Sun Pharma said the company is taking required corrective steps, but there will be a temporary pause in release of batches from Mohali until USFDA mandated measures are implemented. US shipments from Mohali will resume once these measures are in place. The facility is already classified as OAI (official action indicated) after the inspection in August 2022.
The Mohali facility is for oral solid formulation. The facility was inspected six times in the past since 2011. It was put under import alert in 2013 following the inspection in 2012. The import alert was lifted in 2017.
Since 2017, analyst at Nomura estimate that ~13 products were approved from the site. The foreign brokerage firm estimate that the sales contribution from the Mohali site for the US business is ~$100-150 million (annualised) with the largest contribution from gPentasa (more than 50 per cent of the sales). The other large products from the site include Pantoprazole ODT and Diltiazem caps XR.
Since Sun Pharma is the only generic in gPentasa, it is likely to be a very high-margin product. Hence, the stoppage of supplies can adversely impact profit margins in the near-term. Assuming $30 million of quarterly sales from the site, a quarter of the disruption could impact EPS by around Rs 0.60 (1.5 per cent of FY24 EPS of Rs 38.5). The company has not indicated a tentative timeline for a resolution yet, analysts at Nomura said.

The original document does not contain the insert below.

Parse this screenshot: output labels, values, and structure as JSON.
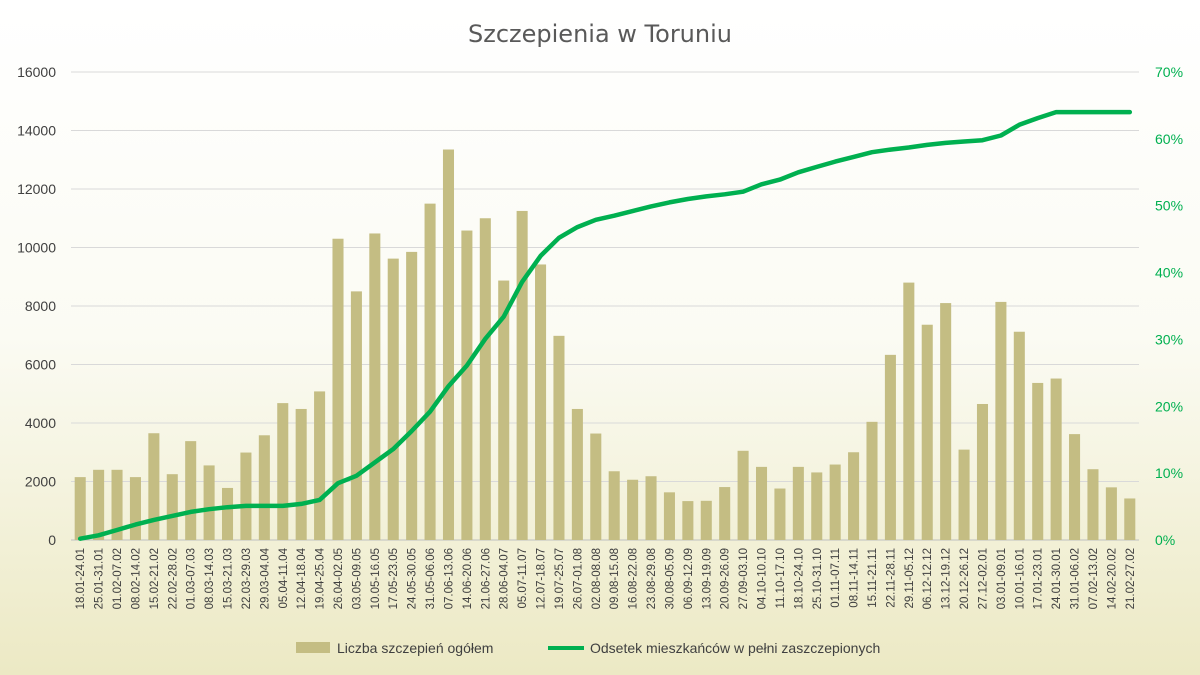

The brokerage firm maintains ‘Buy’ rating on Sun Pharma with its target price of Rs 1,190, which is based on 26x FY25F EPS of Rs 45.6. Over the past two years, the stock has traded between 22x and 27x one-year-forward earnings. The stock is currently trading at 25.6x/21.7x FY24F/25F EPS of Rs 38.5/Rs 45.6.
This erstwhile Ranbaxy facility has been under the Consent Decree from the USFDA since 2013 when it received import alert (lifted in 2017). The above action pertains to 2022 inspection and subsequent OAI status. Although the overall impact could be minimal (being an OSD facility), this may lead to stricter scrutiny for other plants, said ICICI Securities.
Technical View
Bias: Negative
Target: Rs 925; Rs 885
Support: Rs 964; Rs 950
Resistance: Rs 982; Rs 992; Rs 1,000
Also Read
The stock has been trading with a negative bias since the last two weeks. From a high of Rs 1,024 on April 13 the stock has slipped over 6 per cent to hit today's low at Rs 959.
In the process, the stock is once again seen testing the 200-DMA on the daily chart, which now stands at Rs 964. Earlier in the March, too, the stock tested the 200-DMA (Daily Moving Average) on multiple occasions, and then pulled back to the high in April.
However, the momentum oscillators on the daily chart have given a negative divergence. Hence, the 200-DMA may be under threat this time around. The Directional Index, MACD and Slow Stochastic - are in favour of the bears on the daily chart.
In case, the stock breaks the 200-DMA, which also coincides with the lower-end of the Bollinger Bands on the daily chart, the next immediate support for the stock stands in the Rs 945 - Rs 950 range, indicates the weekly chart. Thereafter, the stock may test the weekly trend line support at Rs 925-odd level or may even dip all the way towards the 100-WMA (Weekly Moving Average) at Rs 885-odd level.
In case of a bounce back, the stock could face resistance around the 20-DMA and 50-DMA at Rs 992 and Rs 982 respectively. The bias is likely to remain negative as long as the stock trades below the 100-DMA at Rs 1,000.